Fossil fuels are partially subsidised, Hansen argues, but their price does not include the cost of air and water pollution on human health. ‘The climate effects which are beginning to be significant, are also not included,’ he remarks. ‘The solution would be pretty straightforward: let’s add those costs to the price of fossil fuels. Not suddenly, but gradually over time.
‘I argue that it should be done across all fossil fuels, at the source: the domestic mine or the port of entry. I also argue this money should be given to the public, in equal amounts to all the legal resident of a country. Then, the household that does better than the average in limiting their carbon footprint, can actually make money.’ In his opinion, this would address the income inequality in the world too, since low-income people tend to have a lower carbon footprint. ‘People with big houses that fly around the world will pay more, but they can afford to do that.’

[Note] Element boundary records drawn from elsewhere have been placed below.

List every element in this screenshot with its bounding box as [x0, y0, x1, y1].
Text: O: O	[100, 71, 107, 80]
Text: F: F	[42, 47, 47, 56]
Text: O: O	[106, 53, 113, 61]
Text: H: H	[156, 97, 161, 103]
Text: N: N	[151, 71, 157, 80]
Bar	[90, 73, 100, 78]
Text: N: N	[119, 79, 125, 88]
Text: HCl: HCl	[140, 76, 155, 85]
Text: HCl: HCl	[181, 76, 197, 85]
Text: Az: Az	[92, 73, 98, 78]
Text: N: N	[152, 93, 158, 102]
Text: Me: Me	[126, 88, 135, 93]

“You can’t say the Paris talks are moving rapidly. After the declarations of the world’s presidents and kings, negotiations are back to their normal, sluggish pace”
He makes the point that this would be a transparent, market-based solution, capable of stimulating the economy. ‘According to some studies,’ Hansen says, ‘if you had a fee of $10 a tonne of CO2 and you distributed money to the public, after ten years you would have an emission reduction of 30 per cent in the United States, and more than 50 per cent after 20 years. This would also spur the economy, creating three million new jobs in a decade.’
Hansen describes this as the only viable international approach. ‘You cannot ask each of the 195 countries to individually limit their emissions,’ he argues, implicitly criticising the agreement being negotiated in Paris. On the contrary, he adds, ‘if you put a rising carbon price on fossil fuels, you only need to have a few of the major players on board. Those countries that do not want to have that fee, would put a border duty on products and, furthermore, we will rebate to our manufacturers the carbon fee when they export a product to a non-participating nation. This is a fair way to rapidly move us out of fossil fuels.’
You can’t say the Paris talks are moving rapidly. After the imposing, and maybe boastful, declarations of the world’s presidents and kings, the negotiations are back to their normal, sluggish pace. ‘This is the rhythm of diplomacy, get used to it,’ a European delegate sarcastically tells me.
The prospective agreement to be signed next week – which prescribes voluntary, not compulsory, emission reductions from most of the world’s countries – doesn’t add up to limiting the temperature rise below the famed 2°C mark. Hansen’s most recent paper warns of a possible feedback loop in Antarctica: cooler freshwater from melting glaciers may force warmer, saltier water underneath the ice sheets, speeding up the melting rate. ‘You can’t never rule out tipping points,’ he cautions.
The former NASA scientist may not be completely right. The trouble is, he can’t be completely wrong.